Woodsman facing attempted murder charges in Homer siege

Posted: Sunday, April 08, 2001

HOMER (AP) -- A backwoods loner is accused of opening fire on an occupied cabin in the hills behind Homer.

John Powell, 38, is charged with three counts of attempted murder in connection with the attack last week. Powell, who also faces 11 assault and weapons charges, was being held in the Homer jail Friday, according to Alaska State Troopers.

No one was injured in the shooting incident, which ended early Friday morning when trooper Sgt. Jim Hibpshman talked the gunman into surrendering.

Powell was known by several nicknames, including ''Dark Star'' and ''Walking John.'' Locals say he frequently walked the rural roads with his black Labrador dog. He lived alone in a tiny cabin about a mile off Ohlson Mountain Road, his only heat source a fire in his yard.

Neighbors in the Ohlson Mountain area said Friday he was often frightening and belligerent.

The incident started around 11 p.m. Thursday when Gabe Ritchie, 27, lit a candle by a window of his cabin and sat down to read. Gunshots rang out, heavy lead pellets smacking into the side of his home.
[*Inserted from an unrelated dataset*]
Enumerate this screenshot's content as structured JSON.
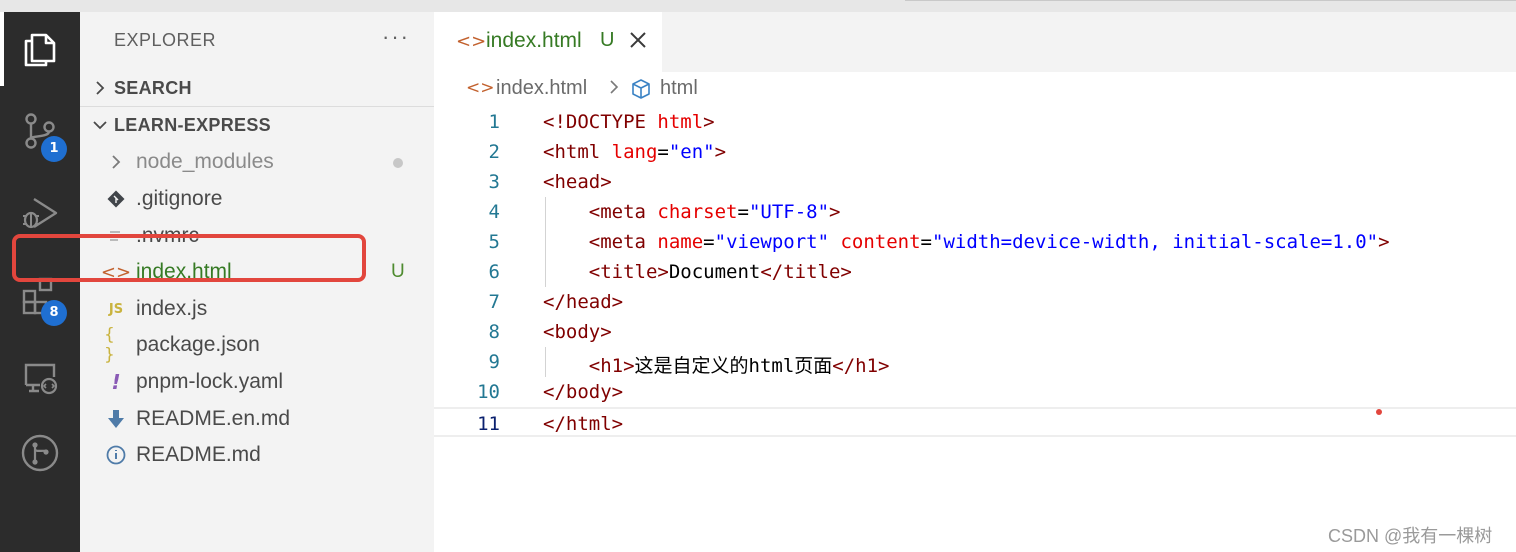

''After the second shot, I was on my way up the stairs to hide under the bed,'' Ritchie told the Anchorage Daily News. ''I was totally certain who was shooting at me.''

Ritchie and his partner, Susan Malone, live a mile and a half off the road. They share a foot trail with Powell and had run-ins in the past, Ritchie said.

''He said we were ruining the environment,'' said Ritchie, who lives without electricity and hauls water from a spring. A month ago, after Malone had an operation, the couple got a snowmachine for the commute to the road. Powell especially hated snowmachines, Ritchie said.

Ritchie and Malone hid under the upstairs bed and built a bunker with books. Malone dialed 911 on a cellphone, but the connection was scratchy and unclear.

''I could hear him screaming my name,'' Ritchie said. ''We were just fish in a barrel.''

Meanwhile David Baird, 39, cruised into the clearing on his snowmachine. He heard shots, sped away, became disoriented, and found himself heading into the clearing a second time. This time he saw slugs hitting the snow in front of him.

''I punched it to get out of there and lost control,'' Baird said. He crashed into a tree and the night fell quiet. The shooter ordered Baird to come out into the moonlight.

Baird said Powell railed at snowmachines, then said he wouldn't kill him if he'd go to the cabin and tell Ritchie to come out. Baird walked to the door, knocked and called out his own name. The door opened and Baird slipped inside.

''He was kind of stunned,'' Ritchie said. ''The guy is just lost on a snowmachine and suddenly he falls straight into hell.''

The three slipped quickly out the back and into the woods. Malone, still recovering from her operation, couldn't run. She and Ritchie hid beneath a spruce tree. Baird kept going. When there was no sign of troopers, the other two followed into the woods.

The troopers later arrived on snowmachines. Hibpshman called out and Powell answered. For 20 minutes they negotiated. Finally, Powell came out of the woods and surrendered the shotgun after Hibpshman promised to let him gather things from his cabin before going to jail.

Ritchie said he and Malone had hiked about three miles from the cabin before they heard the trooper helicopter searching for them. Baird said he walked and ran about 10 miles without stopping to get home.